O recurso criminal foi interposto contra decisão da 25ª Zona Eleitoral de Eldorado que indeferiu pedido de restituição do dinheiro, sob argumento de dúvida quanto à origem lícita da quantia e continuidade das investigações.
Os valores estão relacionados a suposto esquema de distribuição de combustíveis como forma de captação ilícita de sufrágio. O recorrente alegou que parte do valor foi declarada junto à Justiça Eleitoral (R$ 18 mil) e que o restante (R$ 52 mil) teria origem na venda de um veículo, porém não apresentou comprovação documental efetiva do pagamento em espécie, como recibos ou rastros bancários.
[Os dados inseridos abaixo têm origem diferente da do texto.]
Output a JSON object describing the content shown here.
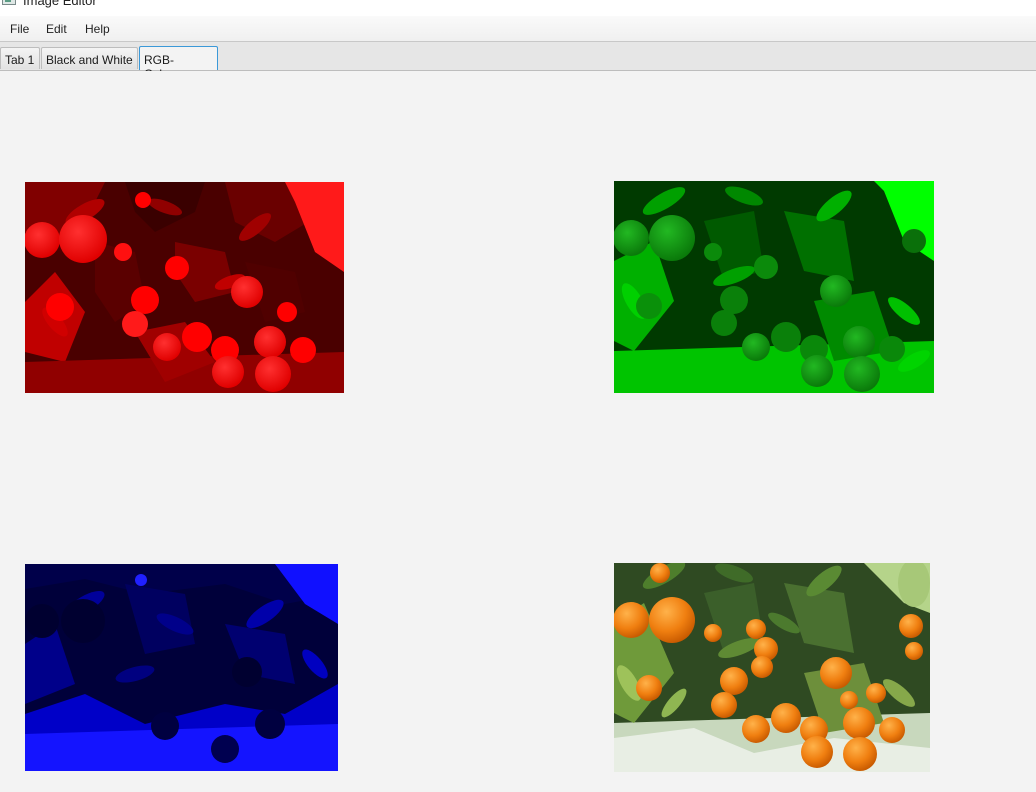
{
  "window": {
    "title": "Image Editor",
    "icon": "app-icon"
  },
  "menu": {
    "items": [
      {
        "label": "File"
      },
      {
        "label": "Edit"
      },
      {
        "label": "Help"
      }
    ]
  },
  "tabs": [
    {
      "label": "Tab 1",
      "selected": false
    },
    {
      "label": "Black and White",
      "selected": false
    },
    {
      "label": "RGB-Colours",
      "selected": true
    }
  ],
  "images": [
    {
      "name": "red-channel-image",
      "channel": "red",
      "main_color": "#ff0000"
    },
    {
      "name": "green-channel-image",
      "channel": "green",
      "main_color": "#00e000"
    },
    {
      "name": "blue-channel-image",
      "channel": "blue",
      "main_color": "#0000ff"
    },
    {
      "name": "original-color-image",
      "channel": "original",
      "main_color": "#f08a1a"
    }
  ],
  "colors": {
    "window_bg": "#f3f3f3",
    "tab_selected_border": "#3b99d8"
  }
}
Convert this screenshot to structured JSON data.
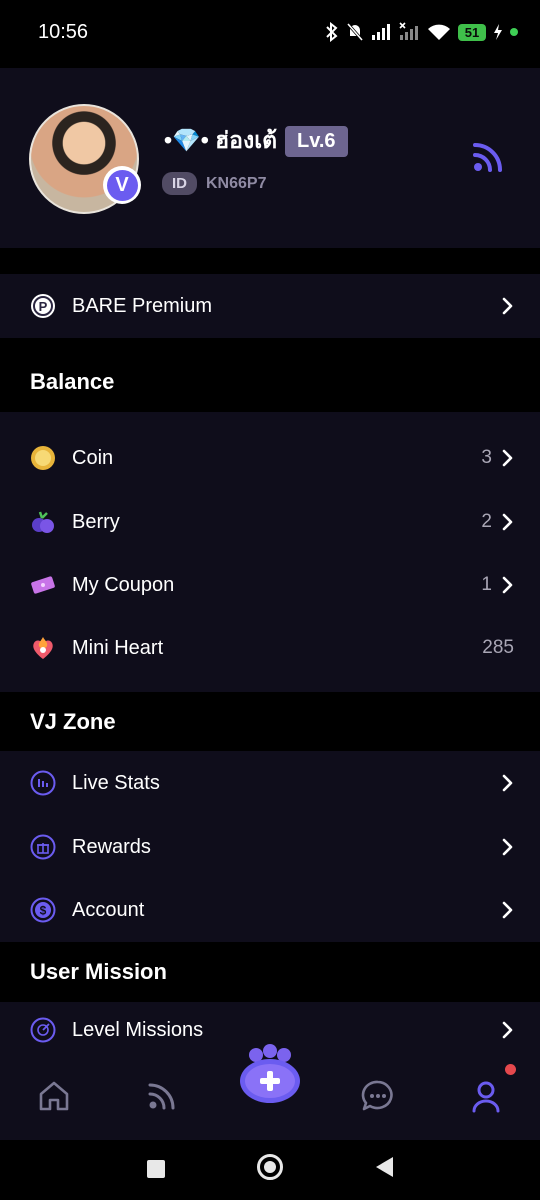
{
  "status_bar": {
    "time": "10:56",
    "battery": "51"
  },
  "profile": {
    "username": "•💎• ฮ่องเต้",
    "level": "Lv.6",
    "id_label": "ID",
    "id_value": "KN66P7"
  },
  "premium": {
    "label": "BARE Premium"
  },
  "balance": {
    "header": "Balance",
    "items": [
      {
        "label": "Coin",
        "count": "3",
        "icon": "coin-icon"
      },
      {
        "label": "Berry",
        "count": "2",
        "icon": "berry-icon"
      },
      {
        "label": "My Coupon",
        "count": "1",
        "icon": "coupon-icon"
      },
      {
        "label": "Mini Heart",
        "count": "285",
        "icon": "mini-heart-icon"
      }
    ]
  },
  "vj_zone": {
    "header": "VJ Zone",
    "items": [
      {
        "label": "Live Stats",
        "icon": "stats-icon"
      },
      {
        "label": "Rewards",
        "icon": "gift-icon"
      },
      {
        "label": "Account",
        "icon": "dollar-icon"
      }
    ]
  },
  "user_mission": {
    "header": "User Mission",
    "items": [
      {
        "label": "Level Missions",
        "icon": "mission-icon"
      }
    ]
  },
  "colors": {
    "accent": "#6b5cf0",
    "panel": "#0f0d1b",
    "background": "#000000",
    "notification": "#e5484d"
  }
}
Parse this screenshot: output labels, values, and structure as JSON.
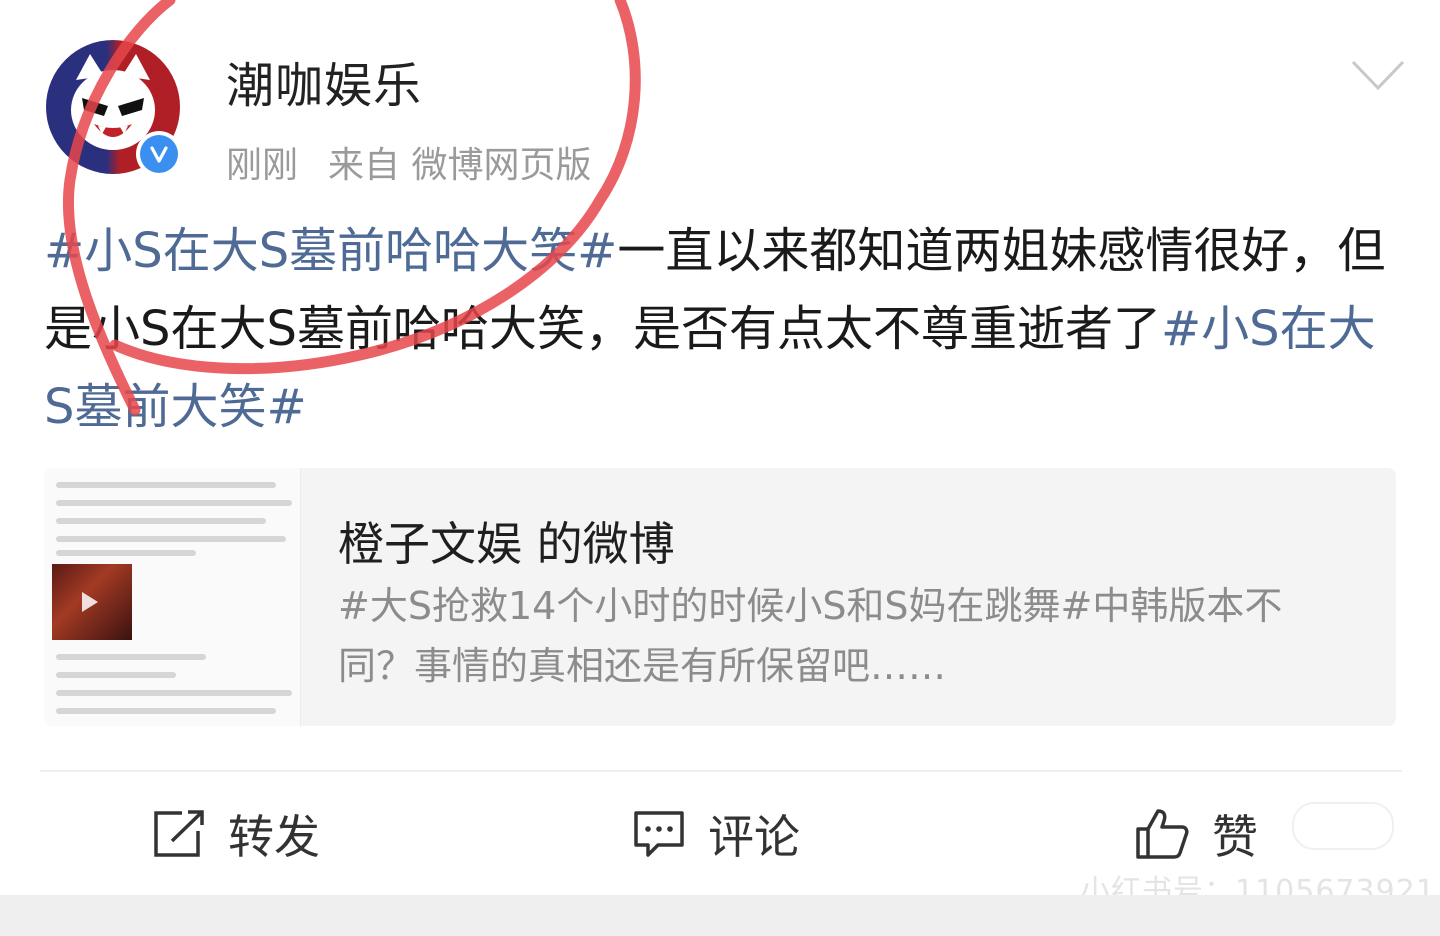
{
  "post": {
    "author": "潮咖娱乐",
    "time": "刚刚",
    "source": "来自 微博网页版",
    "text": {
      "tag1": "#小S在大S墓前哈哈大笑#",
      "body": "一直以来都知道两姐妹感情很好，但是小S在大S墓前哈哈大笑，是否有点太不尊重逝者了",
      "tag2": "#小S在大S墓前大笑#"
    }
  },
  "quoted": {
    "title": "橙子文娱 的微博",
    "text": "#大S抢救14个小时的时候小S和S妈在跳舞#中韩版本不同？事情的真相还是有所保留吧……"
  },
  "actions": {
    "repost": "转发",
    "comment": "评论",
    "like": "赞"
  },
  "watermark": "小红书号：1105673921",
  "colors": {
    "hashtag": "#4e6a95",
    "annotation_circle": "#e8474b",
    "verified_badge": "#3b8ff0"
  },
  "icons": [
    "cat-avatar-icon",
    "verified-icon",
    "chevron-down-icon",
    "repost-icon",
    "comment-icon",
    "like-icon"
  ]
}
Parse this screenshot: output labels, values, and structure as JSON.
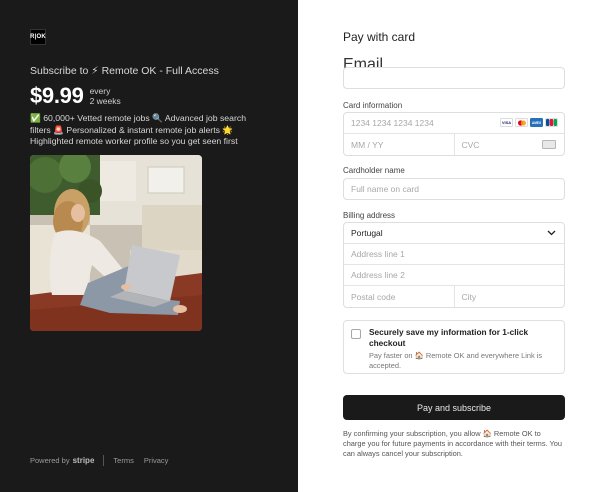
{
  "left": {
    "logo_text": "R|OK",
    "subscribe_title": "Subscribe to ⚡ Remote OK - Full Access",
    "price": "$9.99",
    "period_line1": "every",
    "period_line2": "2 weeks",
    "features": "✅ 60,000+ Vetted remote jobs 🔍 Advanced job search filters 🚨 Personalized & instant remote job alerts 🌟 Highlighted remote worker profile so you get seen first",
    "footer": {
      "powered_by": "Powered by",
      "stripe": "stripe",
      "terms": "Terms",
      "privacy": "Privacy"
    }
  },
  "right": {
    "title": "Pay with card",
    "email": {
      "label": "Email",
      "placeholder": ""
    },
    "card": {
      "label": "Card information",
      "number_placeholder": "1234 1234 1234 1234",
      "expiry_placeholder": "MM / YY",
      "cvc_placeholder": "CVC",
      "brands": [
        "VISA",
        "MC",
        "AMEX",
        "JCB"
      ]
    },
    "cardholder": {
      "label": "Cardholder name",
      "placeholder": "Full name on card"
    },
    "billing": {
      "label": "Billing address",
      "country": "Portugal",
      "address1_placeholder": "Address line 1",
      "address2_placeholder": "Address line 2",
      "postal_placeholder": "Postal code",
      "city_placeholder": "City"
    },
    "save": {
      "title": "Securely save my information for 1-click checkout",
      "description": "Pay faster on 🏠 Remote OK and everywhere Link is accepted."
    },
    "pay_button": "Pay and subscribe",
    "terms": "By confirming your subscription, you allow 🏠 Remote OK to charge you for future payments in accordance with their terms. You can always cancel your subscription."
  },
  "colors": {
    "left_bg": "#1a1a1a",
    "button_bg": "#1a1a1a",
    "border": "#dedede"
  }
}
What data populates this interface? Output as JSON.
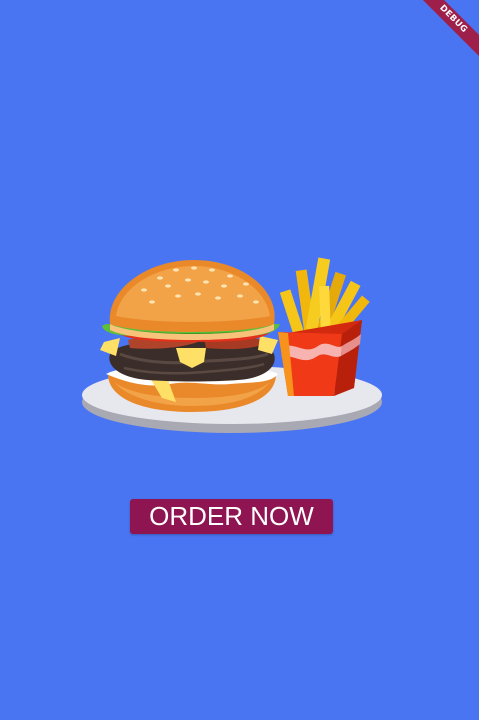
{
  "app": {
    "debug_banner": "DEBUG"
  },
  "hero": {
    "icon": "burger-and-fries-illustration"
  },
  "actions": {
    "order_label": "ORDER NOW"
  },
  "colors": {
    "background": "#4A75F2",
    "button": "#8F1552",
    "debug_banner": "#9E1F4A"
  }
}
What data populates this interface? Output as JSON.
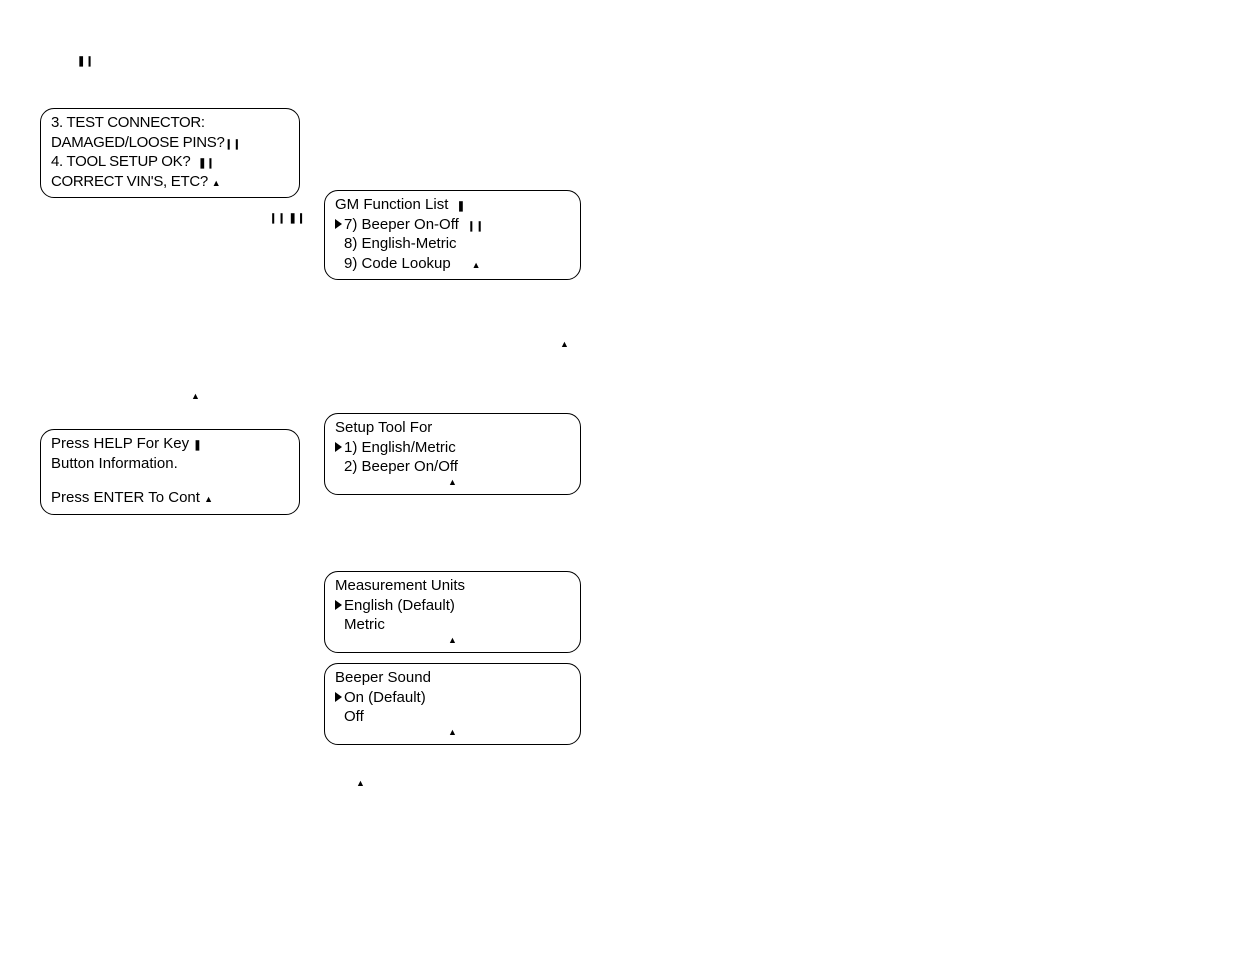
{
  "markers": {
    "top_single": "❚❙",
    "pair": "❙❙ ❚❙"
  },
  "box1": {
    "l1": "3. TEST CONNECTOR:",
    "l2_pre": "DAMAGED/LOOSE PINS?",
    "l2_glyph": "❙❙",
    "l3_pre": "4. TOOL SETUP OK?",
    "l3_glyph": "❚❙",
    "l4_pre": "CORRECT VIN'S, ETC?",
    "l4_glyph": "▲"
  },
  "box2": {
    "l1_pre": "GM Function List",
    "l1_glyph": "❚",
    "l2_pre": "7) Beeper On-Off",
    "l2_glyph": "❙❙",
    "l3": "8) English-Metric",
    "l4_pre": "9) Code Lookup",
    "l4_glyph": "▲"
  },
  "mid_markers": {
    "m1": "▲",
    "m2": "▲"
  },
  "box3": {
    "l1_pre": "Press HELP For Key",
    "l1_glyph": "❚",
    "l2": "Button Information.",
    "l3_pre": "Press ENTER To Cont",
    "l3_glyph": "▲"
  },
  "box4": {
    "l1": "Setup Tool For",
    "l2": "1) English/Metric",
    "l3": "2) Beeper On/Off",
    "glyph": "▲"
  },
  "box5": {
    "l1": "Measurement Units",
    "l2": "English (Default)",
    "l3": "Metric",
    "glyph": "▲"
  },
  "box6": {
    "l1": "Beeper Sound",
    "l2": "On (Default)",
    "l3": "Off",
    "glyph": "▲"
  },
  "bottom_marker": "▲"
}
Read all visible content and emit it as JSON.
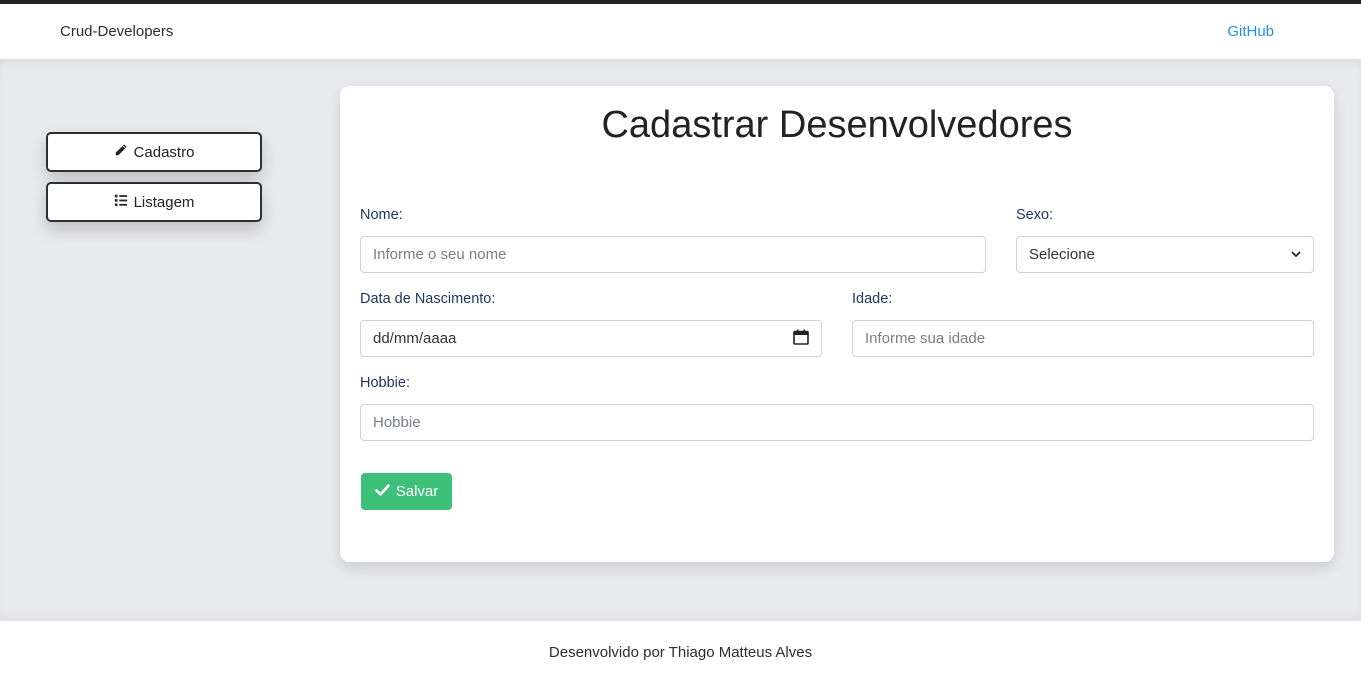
{
  "navbar": {
    "brand": "Crud-Developers",
    "github_link": "GitHub"
  },
  "sidebar": {
    "items": [
      {
        "label": "Cadastro",
        "icon": "pencil-icon"
      },
      {
        "label": "Listagem",
        "icon": "list-icon"
      }
    ]
  },
  "form": {
    "title": "Cadastrar Desenvolvedores",
    "nome": {
      "label": "Nome:",
      "placeholder": "Informe o seu nome"
    },
    "sexo": {
      "label": "Sexo:",
      "selected": "Selecione"
    },
    "data_nascimento": {
      "label": "Data de Nascimento:",
      "placeholder": "dd/mm/aaaa"
    },
    "idade": {
      "label": "Idade:",
      "placeholder": "Informe sua idade"
    },
    "hobbie": {
      "label": "Hobbie:",
      "placeholder": "Hobbie"
    },
    "save_label": "Salvar"
  },
  "footer": {
    "text": "Desenvolvido por Thiago Matteus Alves"
  },
  "colors": {
    "accent_link": "#2a8fd4",
    "save_button": "#3ec07a",
    "background": "#e9eaee"
  }
}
O Tribunal entendeu que a declaração de bens não comprova, por si só, a licitude do numerário apreendido e que o contexto da investigação e a ausência de comprovação da origem legítima justificam a manutenção da medida cautelar.
A decisão, tomada à unanimidade pelo colegiado com parecer ministerial favorável, destacou que a apreensão pode ser mantida enquanto houver interesse na persecução penal e dúvida sobre a origem dos valores.
Foi ressaltado que a elevada soma em espécie em posse do investigado, especialmente um agente político sob suspeita, intensifica a necessidade de investigação e justifica a retenção cautelar do montante para elucidação.
O caso segue em tramitação e reforça o compromisso do TRE-MS com a fiscalização rigorosa dos processos eleitorais e combate a ilícitos eleitorais que comprometem a legitimidade das eleições.